Суд Линча - страница 18
– Значит, мне взять два билета на Ялту?
– Волков, ты что такие тупые вопросы задаешь, словно не обучался в разведшколе? Я полечу на самолете. До твоего приезда узнаю обстановку. На железнодорожном вокзале в Симферополе, если меня увидишь на перроне, не вздумай подойти ко мне. Мы с тобой при посторонних не знакомы. К тебе подойдет мальчик и отведет, куда надо. Понял?
– Понял.
– Ну давай, поезжай в Москву! Нет, нет, кстати, раздевайся и садись, я тебя сфотографирую на загранпаспорт. Фамилия в паспорте будет другая, но фото должно быть твое. В Ялте получишь другой паспорт.
Волков стал раздеваться, а Никанор Иванович включил свет и стал готовить фотоаппарат.
Ночь. Светит луна, от нее света больше, чем от тусклых лампочек, висящих на высоком деревянном заборе вокруг базы, едва освещающих полосу между забором и ограждением из колючей проволоки, что стоит в трех метрах от забора. Между забором и ограждением протоптана на свежевыпавшем снегу дорожка, по которой идут пятеро солдат, впереди – разводящий в погонах младшего сержанта, за ним четверо часовых. Вторым за разводящим идет Петр Антонов, молча, не разговаривает, остальные солдаты яростно спорят:
– В Токио у нас только три боксера стали чемпионами: Попенченко, Поздняк и этот, как его… Степашкин. Кто четвертый, по-твоему? – доказывал небольшого роста солдат, идущий последним в строю.
– Енгибарян, – произнес солдат, идущий за Антоновым.

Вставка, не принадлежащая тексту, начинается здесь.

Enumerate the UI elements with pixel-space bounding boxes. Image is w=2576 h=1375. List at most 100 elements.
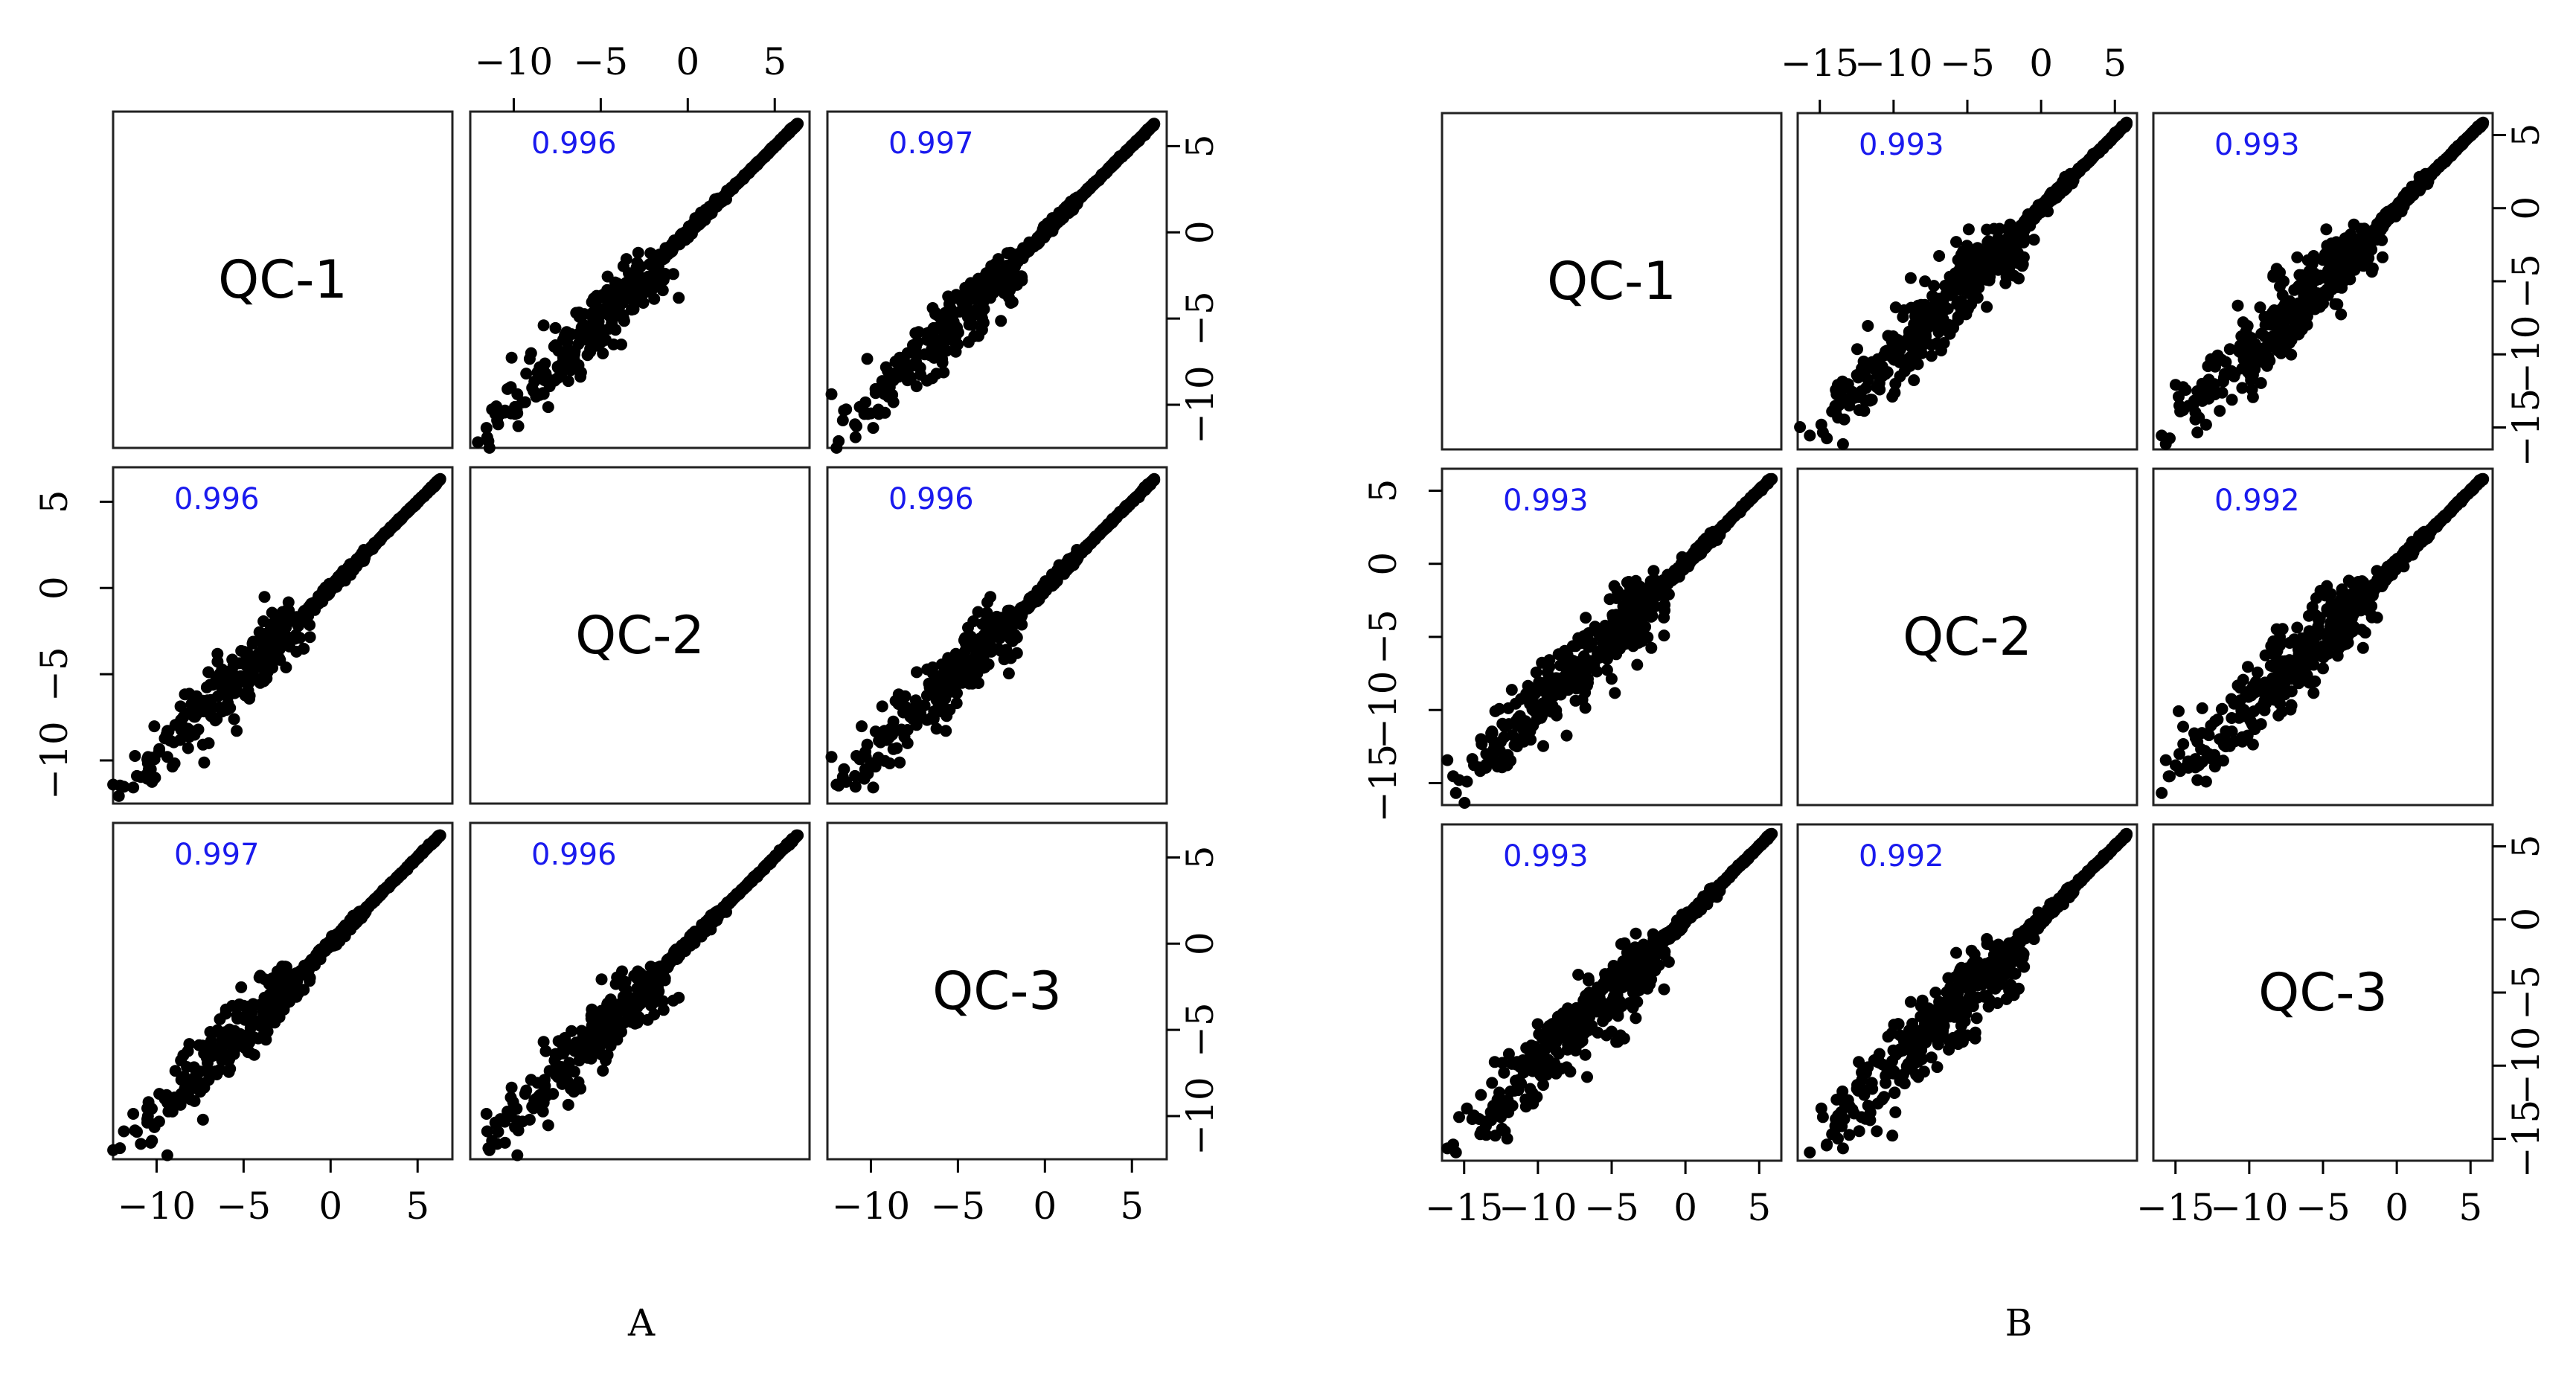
scatter-point: [645, 999, 658, 1012]
scatter-point: [1830, 388, 1843, 400]
scatter-point: [972, 274, 984, 286]
scatter-point: [1882, 330, 1894, 342]
scatter-point: [549, 1048, 562, 1060]
scatter-point: [168, 757, 181, 769]
scatter-point: [951, 687, 963, 699]
scatter-point: [1836, 438, 1849, 450]
scatter-point: [542, 1119, 554, 1132]
scatter-point: [277, 984, 289, 997]
scatter-point: [833, 435, 845, 447]
scatter-points-2-1: [107, 472, 446, 802]
scatter-points-1-2: [472, 118, 804, 454]
scatter-point: [623, 999, 635, 1012]
scatter-point: [1996, 240, 2008, 253]
scatter-point: [196, 1113, 209, 1126]
axis-bottom-3: −10 −5 0 5: [832, 1159, 1144, 1228]
scatter-point: [1007, 278, 1020, 290]
scatter-point: [597, 1065, 609, 1077]
scatter-point: [910, 380, 923, 393]
scatter-point: [1981, 266, 1993, 278]
scatter-point: [509, 408, 522, 420]
tick-label: −5: [1179, 1002, 1222, 1057]
scatter-point: [878, 725, 891, 737]
scatter-point: [966, 318, 978, 331]
scatter-point: [141, 1102, 153, 1115]
tick-label: −10: [1179, 1077, 1222, 1156]
tick-label: −5: [931, 1185, 986, 1228]
scatter-point: [266, 606, 278, 619]
scatter-point: [1935, 323, 1947, 336]
scatter-point: [1148, 472, 1161, 485]
scatter-point: [525, 1074, 537, 1086]
scatter-point: [1904, 272, 1917, 284]
panel-frame-1-2: [469, 110, 811, 449]
scatter-point: [606, 316, 618, 329]
scatter-point: [272, 968, 285, 981]
scatter-point: [2189, 413, 2202, 426]
scatter-point: [562, 1098, 574, 1111]
scatter-point: [472, 436, 484, 449]
scatter-point: [861, 738, 874, 751]
scatter-point: [253, 971, 266, 984]
tick-label: 0: [676, 40, 699, 83]
axis-top-2: −10 −5 0 5: [475, 40, 786, 112]
scatter-point: [867, 781, 880, 794]
scatter-point: [2121, 116, 2133, 129]
scatter-point: [2199, 418, 2212, 431]
correlation-label-1-2: 0.993: [1859, 128, 1944, 162]
scatter-point: [141, 753, 153, 766]
tick-label: 0: [1179, 220, 1222, 244]
scatter-point: [253, 626, 266, 638]
scatter-point: [211, 1024, 224, 1036]
scatter-point: [434, 472, 446, 485]
scatter-point: [887, 715, 900, 728]
scatter-point: [1925, 339, 1938, 351]
scatter-point: [489, 1116, 502, 1129]
scatter-point: [202, 1065, 215, 1077]
scatter-point: [231, 725, 243, 737]
scatter-point: [1953, 283, 1966, 296]
scatter-point: [1941, 286, 1953, 299]
scatter-point: [182, 742, 194, 754]
scatter-point: [942, 322, 955, 335]
scatter-point: [1903, 326, 1915, 339]
scatter-point: [1908, 374, 1920, 386]
scatter-point: [1955, 308, 1967, 321]
scatter-point: [489, 408, 502, 420]
scatter-point: [616, 278, 628, 291]
scatter-point: [630, 282, 643, 295]
scatter-point: [897, 357, 909, 370]
scatter-point: [1794, 421, 1807, 433]
scatter-point: [570, 1036, 583, 1049]
scatter-point: [161, 1097, 174, 1109]
scatter-point: [148, 720, 161, 733]
scatter-point: [849, 431, 862, 443]
scatter-point: [246, 670, 258, 682]
tick-label: −5: [1179, 291, 1222, 346]
scatter-point: [923, 349, 936, 362]
scatter-point: [632, 972, 644, 984]
scatter-point: [840, 403, 853, 416]
scatter-point: [939, 693, 952, 705]
scatter-point: [1981, 301, 1993, 313]
scatter-point: [205, 710, 217, 722]
scatter-point: [643, 987, 656, 999]
scatter-point: [1955, 249, 1967, 260]
scatter-point: [511, 1149, 524, 1161]
scatter-point: [617, 260, 629, 272]
scatter-point: [216, 1054, 228, 1067]
scatter-point: [200, 1051, 213, 1064]
scatter-point: [276, 1004, 289, 1016]
scatter-point: [434, 829, 446, 842]
scatter-point: [656, 284, 669, 297]
scatter-point: [911, 666, 923, 679]
scatter-point: [1862, 320, 1874, 332]
scatter-point: [1815, 418, 1827, 431]
scatter-point: [193, 1039, 205, 1051]
scatter-point: [657, 1004, 670, 1016]
scatter-point: [673, 292, 685, 304]
scatter-point: [227, 1033, 240, 1046]
scatter-point: [183, 731, 196, 743]
scatter-point: [292, 987, 304, 999]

– Вась, ты в этом деле знаток, как я канатоходец. Енгибарян был чемпионом в Мельбурне. А в Риме у нас чемпионов было и того меньше, только Григорьев сумел завоевать золотые медали.
К этому времени они уже подошли к сторожевой вышке.
– Замирайло! Ты жив? – крикнул разводящий.
– Жив, здоров и невредим, как мальчик Петя Бородин! – крикнул часовой и стал спускаться в тулупе.
– Тулуп оставь там! – крикнул Петр Антонов и подошел к ступенькам лестницы вышки.
Спускающийся Замирайло снял тулуп и отдал Петру со словами:
– Пост сдал!
– Салага! – крикнул Петр, – надо сказать, как положено по уставу: «Рядовой Замирайло пост сдал!»
– Ладно, если не забуду, в следующий раз так и скажу.
– Все в порядке? – спросил разводящий.
– Какой-то чудак в лесу фонариком с двенадцати часов все мне азбуку Морзе диктовал минут пятнадцать.
– А ты дуб дубом в этой азбуке, ничего не понял, – съязвил идущий сзади солдат небольшого роста.
Антонов стал подниматься на вышку, а часовые с разводящим пошли дальше к последнему посту, который находился за углом налево и подходил почти к казармам автобата. Как только наряд завернул за угол, Антонов вытащил фонарик, включил, направил в сторону леса и стал мигать, как заметил часовой Замирайло, под азбуку Морзе, хотя и он эту азбуку не знал. Вскоре из леса последовало такое же мигание фонариком. Заметив это, Антонов стал махать по обусловленному знаку: верх-вниз, налево-направо.
– Пусть наряд пойдет обратно, тогда дам знак «можно», – произнес радостно Антонов, накинул на себя тулуп и стал смотреть в ту сторону, куда пошел наряд к последнему посту.
В это время в лесу Волков ругался с Никанором Ивановичем:
– Ты знал, что этот твой солдат будет нам вола крутить, раз валенки надел?
– Я предполагал, что он может заступить на пост не в двенадцать, а в два. И тебе об этом говорил. А ты что, замерз?
– Если бы ты знал, какие морозы бывают на Колыме, такие глупые вопросы бы не задавал. Не замерз, а устал ждать.